El periodista Stephen Michaud entrevistó a Ted Bundy en 1980. Las decenas de horas de grabación constituyen un testimonio insólito sobre la mente de un asesino en serie. Es posible ver un magnífico documental al respecto por Netflix: “Conversaciones con un asesino: las cintas de Ted Bundy”. Algunos detalles de estas cintas son memorables. Por ejemplo, el citado periodista dice que, algún momento, Bundy comenzó a hablarle de algo extraño que identificó como “la entidad”. Es decir, una presencia siniestra que controló sus pensamientos, llenándolos de fantasías homicidas.
El periodista da otro inquietante testimonio: cuando Bundy hablaba de los crímenes que se le atribuían parecía revivirlos y su mirada se tornaba oscura. Afirma, incluso, que sus ojos azules se volvían casi negros.
Cuando vi el documental, dirigido por Joe Berlinger, recordé que otros homicidas seriales afirmaron en su momento algo parecido. Por ejemplo, David Berkowitz, apodado como “El hijo de Sam”, declaró que el perro de su vecino, poseído por algo maligno, le había ordenado (a ladridos) cometer los crímenes. Algún especialista podrá explicar, con desenfado, que eso era un caso de esquizofrenia. Cierto, pero no toda esquizofrenia lleva al homicidio y menos al homicidio en serie.
Para las personas religiosas no hay duda: el mal existe y se puede expresar de tal forma que genera una influencia en la vida cotidiana. Una mente científica podría decir, quizás, que nuestra mente posee mecanismos inconscientes, instintivos y salvajes, que pueden aflorar de vez en cuando si se debilitan nuestras zonas de racionalidad, situadas en las partes más evolucionadas de nuestro encéfalo.
Meditaba sobre eso cuando recibí un mensaje de un estimado amigo, pastor de una iglesia cristiana, variante de la fe que no comparto pero que respeto. Mi amigo me envío una reflexión sobre la presencia del mal en la vida cotidiana. De acuerdo con esta reflexión el mal está siempre al acecho de nuestras debilidades, como un depredador observando a su presa. Si el ser humano rechaza el bien en su actividad diaria, si se debilitan sus defensas racionales, si se deja llevar por la tentación, el mal ataca.
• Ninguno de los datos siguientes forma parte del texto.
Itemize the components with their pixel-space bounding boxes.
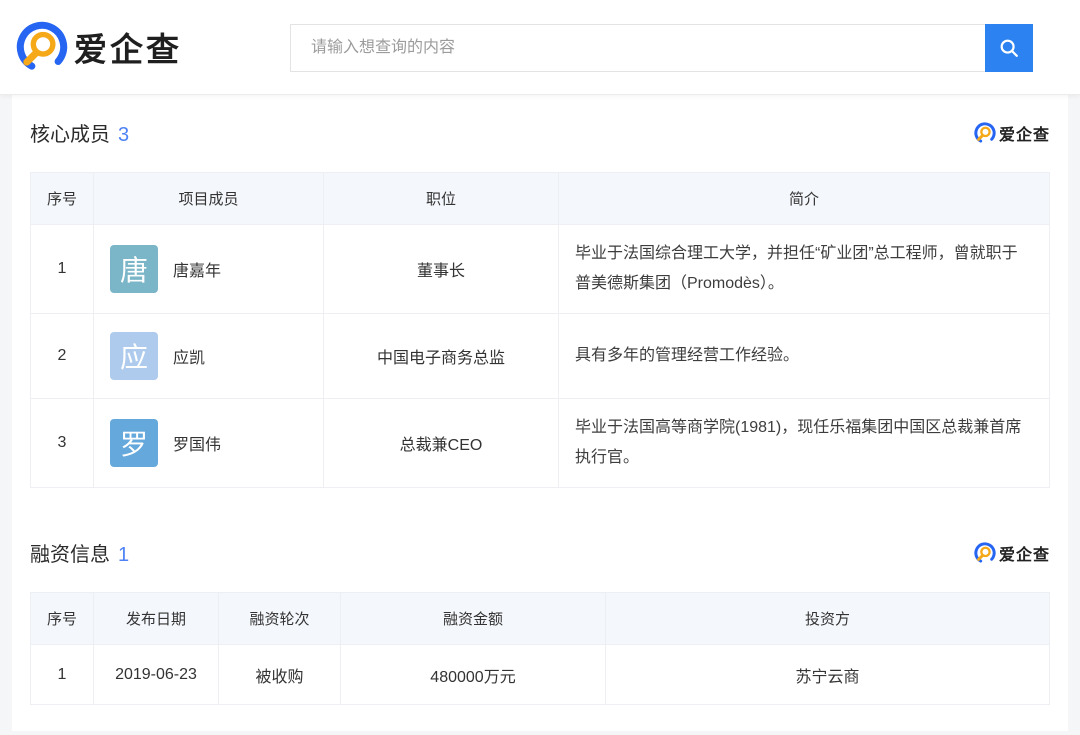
member-name: 应凯 (173, 344, 205, 368)
member-cell: 应 应凯 (94, 314, 324, 399)
watermark-brand-text: 爱企查 (999, 541, 1050, 565)
member-intro: 毕业于法国综合理工大学，并担任“矿业团”总工程师，曾就职于普美德斯集团（Prom… (559, 225, 1050, 314)
members-table: 序号 项目成员 职位 简介 1 唐 唐嘉年 董事长 毕业于法国综合理工大学，并担… (30, 172, 1050, 488)
top-header: 爱企查 (0, 0, 1080, 95)
member-row: 3 罗 罗国伟 总裁兼CEO 毕业于法国高等商学院(1981)，现任乐福集团中国… (31, 399, 1050, 488)
members-table-header-row: 序号 项目成员 职位 简介 (31, 173, 1050, 225)
aiqicha-logo-icon (16, 21, 68, 73)
col-header-round: 融资轮次 (219, 593, 341, 645)
col-header-amount: 融资金额 (341, 593, 606, 645)
aiqicha-watermark: 爱企查 (974, 541, 1050, 565)
content-card: 核心成员 3 爱企查 序号 项目成员 职位 简介 1 (12, 95, 1068, 731)
financing-title-text: 融资信息 (30, 544, 110, 566)
member-intro: 毕业于法国高等商学院(1981)，现任乐福集团中国区总裁兼首席执行官。 (559, 399, 1050, 488)
financing-table-header-row: 序号 发布日期 融资轮次 融资金额 投资方 (31, 593, 1050, 645)
member-position: 总裁兼CEO (324, 399, 559, 488)
member-row: 2 应 应凯 中国电子商务总监 具有多年的管理经营工作经验。 (31, 314, 1050, 399)
aiqicha-logo[interactable]: 爱企查 (16, 21, 182, 73)
financing-round: 被收购 (219, 645, 341, 705)
member-name: 罗国伟 (173, 431, 221, 455)
member-intro: 具有多年的管理经营工作经验。 (559, 314, 1050, 399)
member-name: 唐嘉年 (173, 257, 221, 281)
aiqicha-watermark-icon (974, 542, 996, 564)
aiqicha-watermark-icon (974, 122, 996, 144)
watermark-brand-text: 爱企查 (999, 121, 1050, 145)
members-section-header: 核心成员 3 爱企查 (30, 95, 1050, 147)
financing-no: 1 (31, 645, 94, 705)
financing-date: 2019-06-23 (94, 645, 219, 705)
brand-name: 爱企查 (74, 23, 182, 71)
members-count: 3 (118, 124, 129, 146)
financing-amount: 480000万元 (341, 645, 606, 705)
member-avatar: 罗 (110, 419, 158, 467)
col-header-position: 职位 (324, 173, 559, 225)
members-title-text: 核心成员 (30, 124, 110, 146)
member-no: 2 (31, 314, 94, 399)
financing-table: 序号 发布日期 融资轮次 融资金额 投资方 1 2019-06-23 被收购 4… (30, 592, 1050, 705)
search-input[interactable] (290, 24, 985, 72)
member-row: 1 唐 唐嘉年 董事长 毕业于法国综合理工大学，并担任“矿业团”总工程师，曾就职… (31, 225, 1050, 314)
financing-investor: 苏宁云商 (606, 645, 1050, 705)
member-avatar: 唐 (110, 245, 158, 293)
financing-section-title: 融资信息 1 (30, 538, 129, 567)
col-header-no: 序号 (31, 173, 94, 225)
member-cell: 罗 罗国伟 (94, 399, 324, 488)
col-header-investor: 投资方 (606, 593, 1050, 645)
member-no: 1 (31, 225, 94, 314)
search-button[interactable] (985, 24, 1033, 72)
search-bar (290, 24, 1033, 72)
member-cell: 唐 唐嘉年 (94, 225, 324, 314)
member-avatar: 应 (110, 332, 158, 380)
col-header-date: 发布日期 (94, 593, 219, 645)
members-section-title: 核心成员 3 (30, 118, 129, 147)
member-position: 董事长 (324, 225, 559, 314)
financing-count: 1 (118, 544, 129, 566)
col-header-intro: 简介 (559, 173, 1050, 225)
financing-row: 1 2019-06-23 被收购 480000万元 苏宁云商 (31, 645, 1050, 705)
col-header-member: 项目成员 (94, 173, 324, 225)
search-icon (998, 37, 1020, 59)
member-position: 中国电子商务总监 (324, 314, 559, 399)
financing-section-header: 融资信息 1 爱企查 (30, 488, 1050, 567)
member-no: 3 (31, 399, 94, 488)
aiqicha-watermark: 爱企查 (974, 121, 1050, 145)
col-header-no: 序号 (31, 593, 94, 645)
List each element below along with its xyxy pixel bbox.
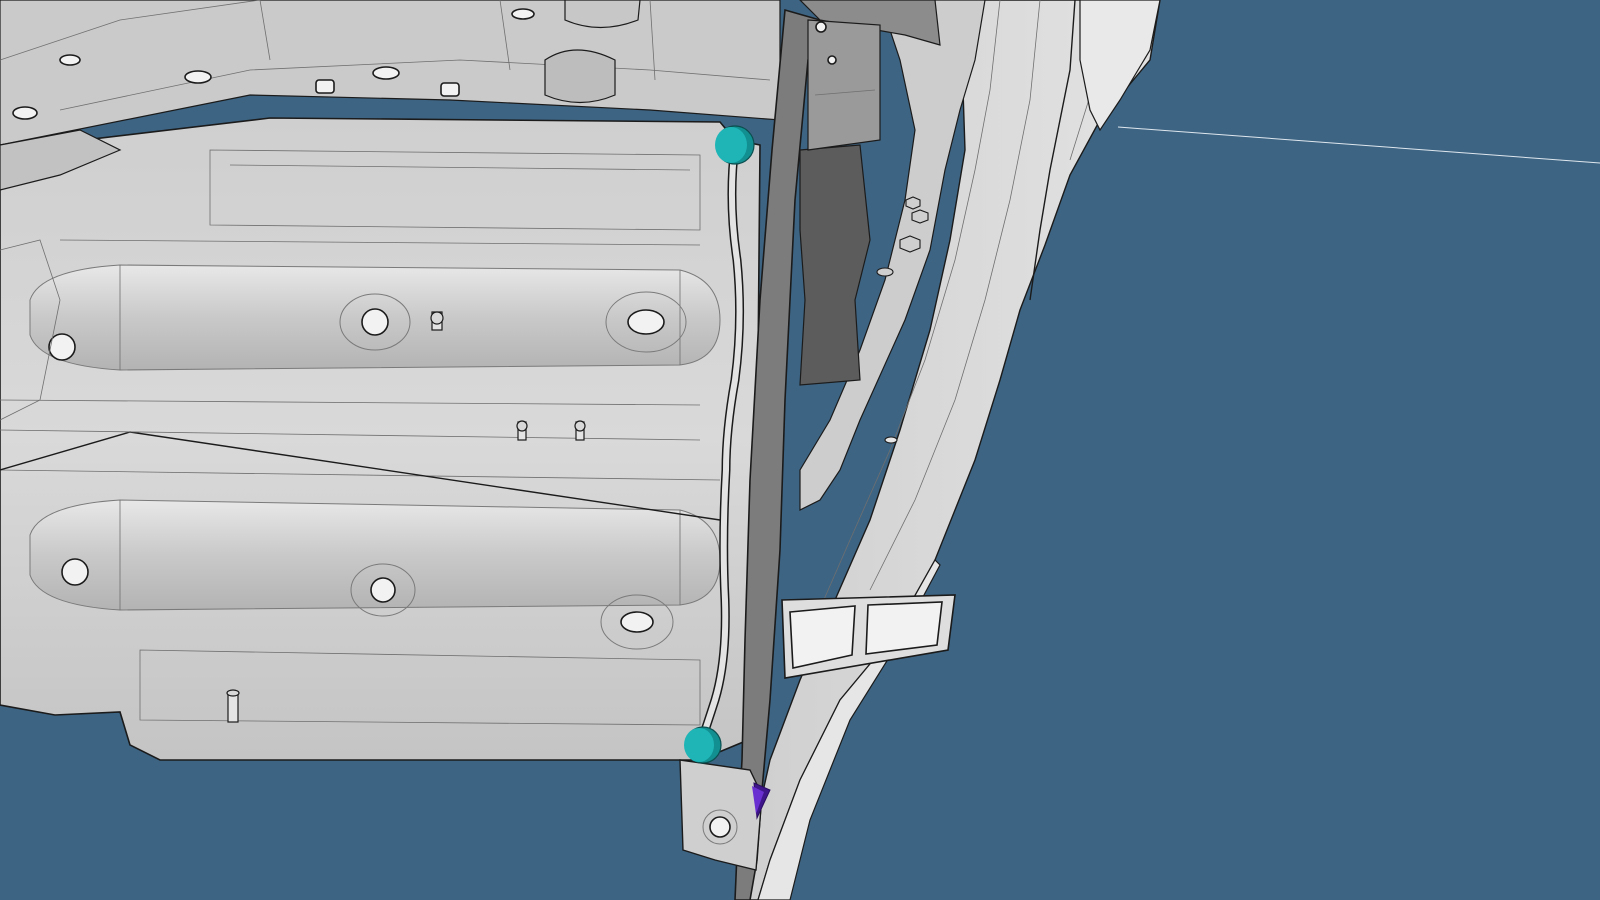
floor-hole bbox=[61, 558, 89, 586]
rear-floor-hole bbox=[511, 8, 535, 20]
rear-floor-hole bbox=[372, 66, 400, 80]
teal-circle-marker-icon[interactable] bbox=[684, 726, 722, 764]
bracket-opening bbox=[865, 601, 943, 655]
floor-panel[interactable] bbox=[0, 117, 761, 761]
rear-floor-hole bbox=[184, 70, 212, 84]
bracket-bolt-hole bbox=[827, 55, 837, 65]
rear-floor-slot bbox=[440, 82, 460, 97]
rear-floor-hole bbox=[12, 106, 38, 120]
teal-circle-marker-icon[interactable] bbox=[715, 125, 755, 165]
floor-hole bbox=[48, 333, 76, 361]
bracket-mounting-foot bbox=[679, 759, 763, 871]
rear-floor-slot bbox=[315, 79, 335, 94]
rear-floor-hole bbox=[59, 54, 81, 66]
floor-hole bbox=[361, 308, 389, 336]
floor-stud-icon bbox=[574, 420, 586, 441]
floor-hole bbox=[620, 611, 654, 633]
3d-viewport[interactable] bbox=[0, 0, 1600, 900]
bracket-bolt-hole bbox=[815, 21, 827, 33]
foot-bolt-hole bbox=[709, 816, 731, 838]
cad-model-scene[interactable] bbox=[0, 0, 1600, 900]
floor-hole bbox=[627, 309, 665, 335]
floor-stud-icon bbox=[226, 689, 240, 723]
floor-hole bbox=[370, 577, 396, 603]
floor-stud-icon bbox=[516, 420, 528, 441]
bracket-web bbox=[807, 19, 881, 151]
floor-stud-icon bbox=[430, 311, 444, 331]
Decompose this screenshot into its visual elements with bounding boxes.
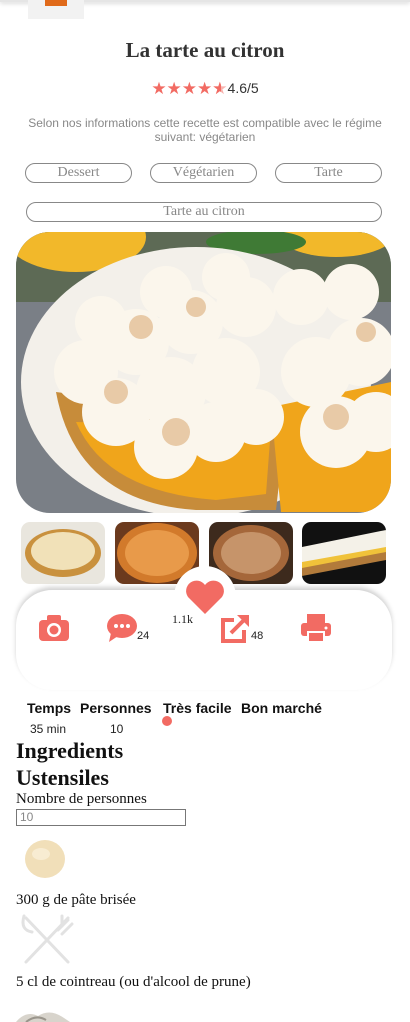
print-button[interactable] [300,613,332,648]
thumbnail-1[interactable] [21,522,105,584]
tag-tarte[interactable]: Tarte [275,163,382,183]
share-count: 48 [251,630,264,642]
recipe-rating: ★★★★★ ★ 4.6/5 [0,79,410,99]
comment-icon [107,614,137,642]
share-icon [221,615,249,643]
ingredient-3-image [16,1008,70,1022]
fork-knife-icon [18,912,74,968]
dough-ball-icon [24,838,66,880]
persons-input[interactable]: 10 [16,809,186,826]
info-header-time: Temps [27,700,72,716]
share-button[interactable] [219,613,251,650]
recipe-main-photo[interactable] [16,232,391,513]
comments-button[interactable] [106,613,138,648]
likes-count: 1.1k [172,612,193,626]
camera-icon [39,615,69,641]
rating-stars-icon: ★★★★★ ★ [151,79,228,98]
photo-button[interactable] [38,613,70,648]
ingredients-heading: Ingredients [16,738,124,763]
ustensiles-heading: Ustensiles [16,765,109,790]
ingredient-1: 300 g de pâte brisée [16,892,136,908]
difficulty-indicator [162,716,172,726]
site-logo[interactable] [28,0,84,19]
tag-vegetarien[interactable]: Végétarien [150,163,257,183]
info-header-difficulty: Très facile [163,700,232,716]
info-persons-value: 10 [110,722,124,736]
persons-label: Nombre de personnes [16,791,147,807]
info-header-cost: Bon marché [241,700,322,716]
thumbnail-4[interactable] [302,522,386,584]
info-header-persons: Personnes [80,700,152,716]
info-time-value: 35 min [30,722,67,736]
recipe-title: La tarte au citron [125,38,285,62]
tag-tarte-au-citron[interactable]: Tarte au citron [26,202,382,222]
ingredient-2: 5 cl de cointreau (ou d'alcool de prune) [16,974,251,990]
diet-compat-text: Selon nos informations cette recette est… [28,116,382,144]
comments-count: 24 [137,630,150,642]
rating-text: 4.6/5 [227,80,259,96]
tag-dessert[interactable]: Dessert [25,163,132,183]
print-icon [301,614,331,643]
El texto utilizó una curiosa analogía: las líneas aéreas. Estas líneas poseen muchos controles de seguridad y cada vuelo es supervisado minuciosamente por un ejército de técnicos e ingenieros. Tan extremas medidas de seguridad limitan a casi el cero la posibilidad de un accidente. No al cien por ciento, claro, pues los accidentes siempre pueden ocurrir, pero las probabilidades se reducen. De esa forma, una persona cuidadosa de su propia mente y espíritu, que vive con orden, que controla su actuar y que procede con bien en su vida, difícilmente podrá ser vencido por la tentación del mal. Pero la vida juega duro: a cada instante surgen malos momentos, dificultades, circunstancias adversas (se les conoce como «detonantes»), y todo ello genera debilidad en los mecanismos racionales de los seres humanos. El bien, entonces, queda debilitado frente al mal.
Las personas que generan agresión en su vida cotidiana, que viven sin orden, que están cercanos al instinto y se alejan de la racionalidad, pueden en cualquier momento ser víctimas del mal, sea una entidad o simplemente una zona oscura de nuestra cabeza.